Am Mittwoch war ich dann noch mal kurz bei einem großen Elektronikfachmarkt in Dortmund, wo ich trotz größerer Auswahl als beim vermeintlich größten Elektronikfachmarkt in Emden nicht das kaufen konnte, was ich wollte: Einen TV-Tuner für analogen Fernsehempfang, inzwischen gibt es anscheinend fast ausschließlich nur noch diese Dinger für dieses ominöse “Überallfernsehen”….. Abends bin ich dann ein letztes Mal nach einem Heimataufenthalt in meine derzeitige Emder Bleibe in Transvaal eingekehrt…

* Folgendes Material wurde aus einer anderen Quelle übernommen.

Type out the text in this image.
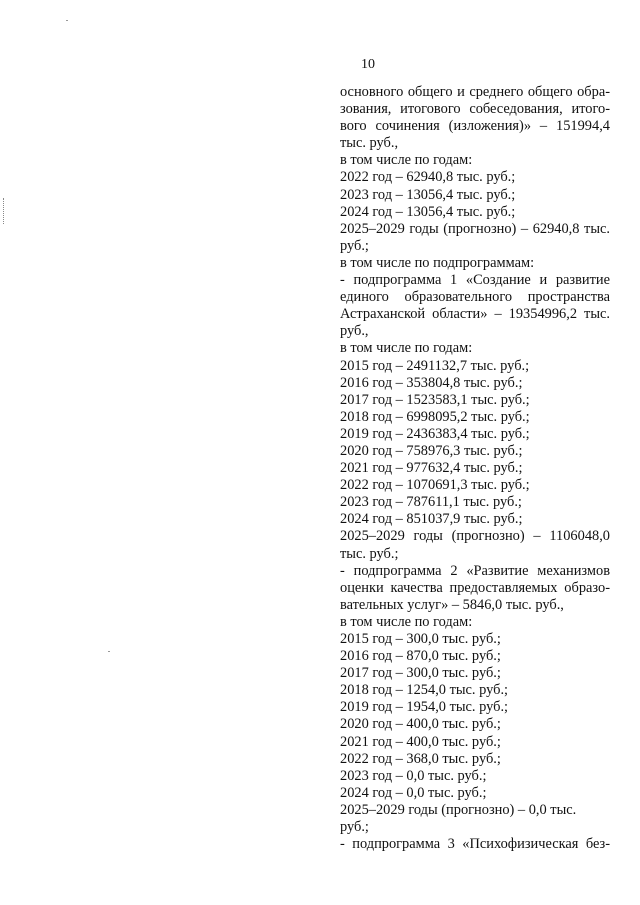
10
основного общего и среднего общего обра-
зования, итогового собеседования, итого-
вого сочинения (изложения)» – 151994,4
тыс. руб.,
в том числе по годам:
2022 год – 62940,8 тыс. руб.;
2023 год – 13056,4 тыс. руб.;
2024 год – 13056,4 тыс. руб.;
2025–2029 годы (прогнозно) – 62940,8 тыс.
руб.;
в том числе по подпрограммам:
- подпрограмма 1 «Создание и развитие
единого образовательного пространства
Астраханской области» – 19354996,2 тыс.
руб.,
в том числе по годам:
2015 год – 2491132,7 тыс. руб.;
2016 год – 353804,8 тыс. руб.;
2017 год – 1523583,1 тыс. руб.;
2018 год – 6998095,2 тыс. руб.;
2019 год – 2436383,4 тыс. руб.;
2020 год – 758976,3 тыс. руб.;
2021 год – 977632,4 тыс. руб.;
2022 год – 1070691,3 тыс. руб.;
2023 год – 787611,1 тыс. руб.;
2024 год – 851037,9 тыс. руб.;
2025–2029 годы (прогнозно) – 1106048,0
тыс. руб.;
- подпрограмма 2 «Развитие механизмов
оценки качества предоставляемых образо-
вательных услуг» – 5846,0 тыс. руб.,
в том числе по годам:
2015 год – 300,0 тыс. руб.;
2016 год – 870,0 тыс. руб.;
2017 год – 300,0 тыс. руб.;
2018 год – 1254,0 тыс. руб.;
2019 год – 1954,0 тыс. руб.;
2020 год – 400,0 тыс. руб.;
2021 год – 400,0 тыс. руб.;
2022 год – 368,0 тыс. руб.;
2023 год – 0,0 тыс. руб.;
2024 год – 0,0 тыс. руб.;
2025–2029 годы (прогнозно) – 0,0 тыс.
руб.;
- подпрограмма 3 «Психофизическая без-
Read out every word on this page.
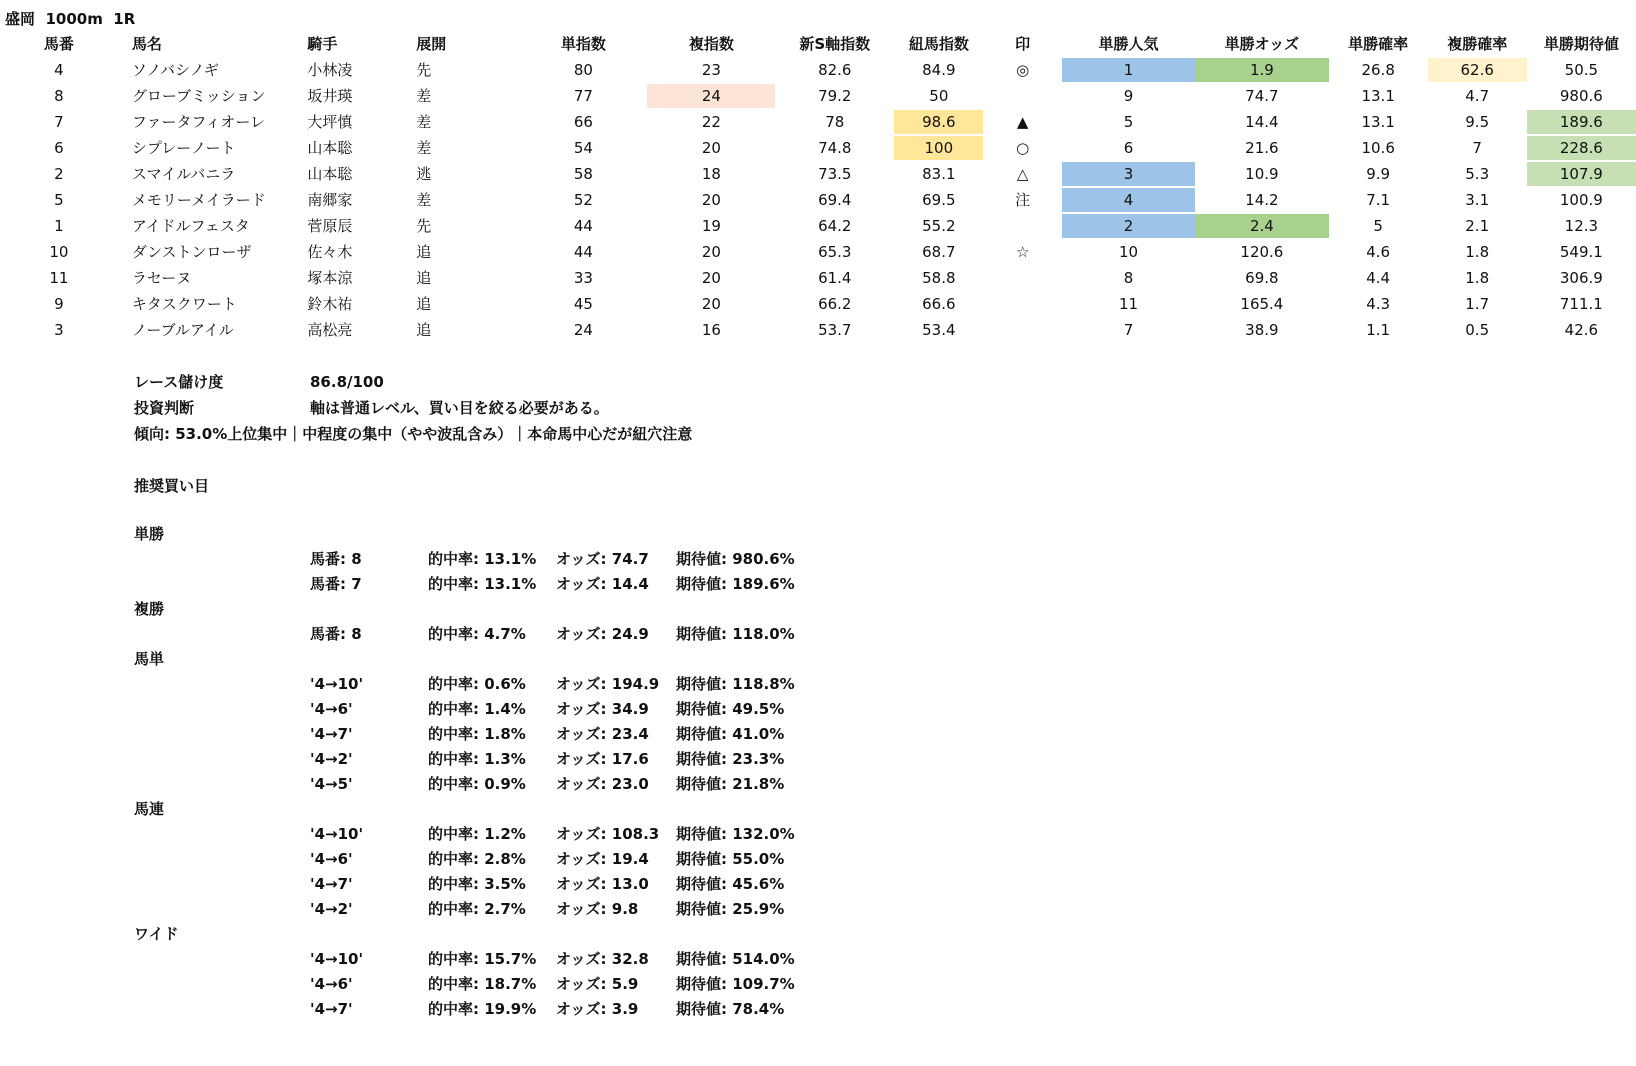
盛岡  1000m  1R
馬番	馬名	騎手	展開	単指数	複指数	新S軸指数	紐馬指数	印	単勝人気	単勝オッズ	単勝確率	複勝確率	単勝期待値

4	ソノバシノギ	小林凌	先	80	23	82.6	84.9	◎	1	1.9	26.8	62.6	50.5

8	グローブミッション	坂井瑛	差	77	24	79.2	50		9	74.7	13.1	4.7	980.6

7	ファータフィオーレ	大坪慎	差	66	22	78	98.6	▲	5	14.4	13.1	9.5	189.6

6	シプレーノート	山本聡	差	54	20	74.8	100	○	6	21.6	10.6	7	228.6

2	スマイルバニラ	山本聡	逃	58	18	73.5	83.1	△	3	10.9	9.9	5.3	107.9

5	メモリーメイラード	南郷家	差	52	20	69.4	69.5	注	4	14.2	7.1	3.1	100.9

1	アイドルフェスタ	菅原辰	先	44	19	64.2	55.2		2	2.4	5	2.1	12.3

10	ダンストンローザ	佐々木	追	44	20	65.3	68.7	☆	10	120.6	4.6	1.8	549.1

11	ラセーヌ	塚本涼	追	33	20	61.4	58.8		8	69.8	4.4	1.8	306.9

9	キタスクワート	鈴木祐	追	45	20	66.2	66.6		11	165.4	4.3	1.7	711.1

3	ノーブルアイル	高松亮	追	24	16	53.7	53.4		7	38.9	1.1	0.5	42.6
レース儲け度	86.8/100
投資判断	軸は普通レベル、買い目を絞る必要がある。
傾向: 53.0%上位集中｜中程度の集中（やや波乱含み）｜本命馬中心だが紐穴注意
推奨買い目
単勝
馬番: 8	的中率: 13.1% オッズ: 74.7 期待値: 980.6%
馬番: 7	的中率: 13.1% オッズ: 14.4 期待値: 189.6%
複勝
馬番: 8	的中率: 4.7% オッズ: 24.9 期待値: 118.0%
馬単
'4→10'	的中率: 0.6% オッズ: 194.9 期待値: 118.8%
'4→6'	的中率: 1.4% オッズ: 34.9 期待値: 49.5%
'4→7'	的中率: 1.8% オッズ: 23.4 期待値: 41.0%
'4→2'	的中率: 1.3% オッズ: 17.6 期待値: 23.3%
'4→5'	的中率: 0.9% オッズ: 23.0 期待値: 21.8%
馬連
'4→10'	的中率: 1.2% オッズ: 108.3 期待値: 132.0%
'4→6'	的中率: 2.8% オッズ: 19.4 期待値: 55.0%
'4→7'	的中率: 3.5% オッズ: 13.0 期待値: 45.6%
'4→2'	的中率: 2.7% オッズ: 9.8	期待値: 25.9%
ワイド
'4→10'	的中率: 15.7% オッズ: 32.8 期待値: 514.0%
'4→6'	的中率: 18.7% オッズ: 5.9	期待値: 109.7%
'4→7'	的中率: 19.9% オッズ: 3.9	期待値: 78.4%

Liebe Marketingstrategen vom Discounter mit den kleinen Preisen,

18 02 2007

nachdem ich inzwischen auf die zweite oder sogar schon auf die dritte Website mit dem akkustischen Banner gestoßen bin, möchte ich Ihnen meinen persönlichen Eindruck mitteilen: Mit diese Werbekampagne machen sie sich bestimmt keine Freunde. Tja, das Geschäft schwächelt, hab ich vor ein paar Tagen gelesen, aber auf diesen Weg lässt sich das meiner Einschätzung nach nicht ändern…  





Unsicherheit

16 02 2007

Schlimm wäre es ja, wenn man im Leben alles vorplanen könnte. Dann gäbe es keine Überraschungen, keine unerwarteten positiven Entwicklungen und Ähnliches. Aber manchmal wünscht man sich ja schon, dass sich Dinge genau planen, vorraussehen lassen, berechnenbar sind und man sich auf etwas verlassen kann. Auf Dauer kann es auch anstregend sein, wenn man nicht weiß, was im nächsten Monat oder sogar in der nächsten Woche oder am nächsten Tag passiert. Und da Alles mit allem zusammenhängt, wie schon im Buddhismus festgestellt wird, bedingt eine Unsicherheit die nächste Unsicherheit. Und da ich mich diesem ganzen Stress entziehen will, lebe ich manchmal in den Tag hinein und schaue was am Ende desselbigen rausgekommen ist.         





Zu groß

13 02 2007

Heute war ich dann endlich mal in dem “neuen” Drogeriemarkt, der im November in der Nähe der Fachhochschule seine Pforten geöffnet hat. Tja, und als ich dann reingegangen war, mußte ich feststellen, dass der Laden größer war als ich gedacht habe – er hat die Größe eines ausgewachsenenen Suppermarkt. Wäre es ein reiner Drogeriemarkt, wäre ich wahrscheinlich auch gar nicht erst reingegangen. Die meiste Zeit habe ich mich dann in der Multimediaabteilung aufgehalten, weil mir der Drogerieteil zu groß und unübersichtlich war. Traditionell habe ich nicht alles eingekauft/einkaufen können was ich wollte, diesmal sogar nur die Hälft … ok … ein Artikel statt zwei. Ich denke ich warte mit meinem nächsten Besuch bis es zum Ausverkauf kommt, denn so leer wie das Geschäft war, gebe ich ihm keine lange Zukunft.        





In trockenen Tüchern

12 02 2007

Heute bin ich wieder zurück nach Emden. Nachmittags habe ich dann den Mietvertrag für meine neue Wohnung unterschrieben. Ich hoffe das die Wohnung insgesamt also vom Gesamtpaket besser ist als meine derzeitige. Habe mich dann noch mal, nachdem sich das Wetter kurzfristig gebessert hatte, von der guten Lage überzeugt. Alle Geschäfte des täglichen und etliche des nicht-täglich -Bedarfs innerhalb von 5 min. erreichbar und der großartige Emder Hauptbahnhof an dem Linien aus ganz Niedersachsen Deutschland zusammenlaufen ist in nur 10 Fußminuten zu erreichen.